The grammar layer stores authored, imported, inferred, translated, and generated grammars as first-class links instead of side data. Its IR is built from Grammar, GrammarRule, GrammarExpr, RuleKind, and GrammarFormat, lowers through ToLinks / FromLinks as LinkType::Grammar, and is documented in docs/grammar.

Start with the architecture overview for the IR, links encoding, and pipeline. The stage guides cover authoring, import and export, code generation, inference, translation, and CLI/runtime integration.

Parity Implementation

The crate exposes PARITY_TARGETS, MARKUP_LANGUAGE_TARGETS, PROGRAMMING_LANGUAGE_TARGETS, SECOND_TIER_PROGRAMMING_LANGUAGE_TARGETS, NATURAL_LANGUAGE_TARGETS, DATA_FORMAT_TARGETS, and GRAMMAR_EMBEDDING_TARGETS so comparison scope is part of the tested Rust API. It also exposes PARITY_FIXTURES, with executable, provenance-tracked fixtures covering every advertised target capability, and LANGUAGE_FIXTURES, with a lossless fixture for every requested language target. Grammar notation round-trip fidelity is tracked in docs/grammar/fidelity.md through the grammar_format_profile API. The current registry tracks tree-sitter, LibCST, Recast, jscodeshift, Rowan, cstree, Roslyn, links-notation, link-cli, lino-objects-codec, relative-meta-logic, formal-ai, and meta-expression. Internal ecosystem fixtures now structurally parse links-notation doublet, triplet, tuple, indented, and self-reference cases; link-cli create/update/delete/swap substitutions; lino object round-trip, shared-reference, and circular-reference cases; relative-meta-logic dependent, many-valued, probabilistic, and liar-paradox cases; formal-ai seed and benchmark .lino corpora; and meta-expression formalize and naturalize examples backed by the verified 351-concept lexicon.

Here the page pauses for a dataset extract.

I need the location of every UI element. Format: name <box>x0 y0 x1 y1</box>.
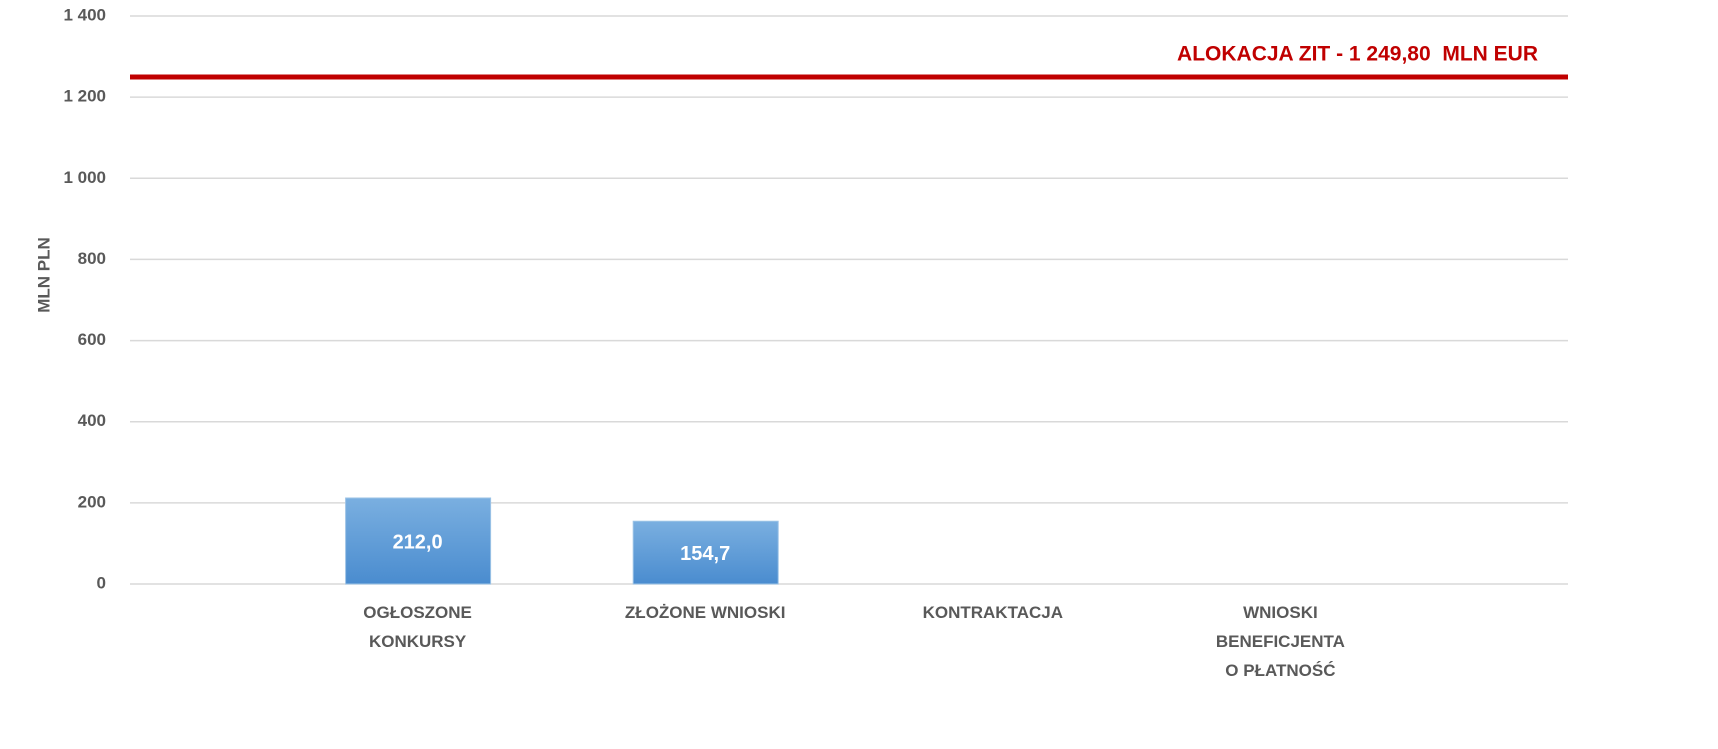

See docs/parity-roadmap.md for the feature matrix, executable fixture gates, and language coverage targets.

Website

The project website at https://link-foundation.github.io/meta-language is built and deployed by the Deploy Website job in .github/workflows/rust.yml. It is assembled by scripts/build-site.rs into _site/:

Path Contents
/ Landing page (description, interactive demo, docs links) — docs/site/
/demo/pkg/ WebAssembly demo built from the web/ crate (wraps links-notation)
/api/ rustdoc output, with a root redirect so /api/ does not 404

Build and preview the site locally:

# Requires the wasm32-unknown-unknown target and wasm-pack:
#   rustup target add wasm32-unknown-unknown
#   cargo install wasm-pack
rust-script scripts/build-site.rs
python3 -m http.server -d _site 8000   # open http://localhost:8000

Deploying cargo doc output directly used to make the Pages root URL return HTTP 404 because cargo doc writes target/doc/<crate>/index.html but no root index.html (see issue #90 and docs/case-studies/issue-90). The assembled site puts the landing page at the root and keeps the API docs under /api/.

One-time setup: in the repository's Settings → Pages, set Source to GitHub Actions. Without this, the first deploy fails on actions/deploy-pages with "Get Pages site failed". This cannot be configured from a workflow.

Development

cargo fmt --check
cargo clippy --all-targets --all-features
cargo test --all-features
rust-script scripts/check-no-src-tests.rs

The WebAssembly demo crate in web/ is standalone (not part of the published crate). Check it with:

cd web && cargo test && cargo clippy --all-targets

This repository uses changelog fragments in changelog.d/; code changes should include a fragment with the intended semantic-version bump.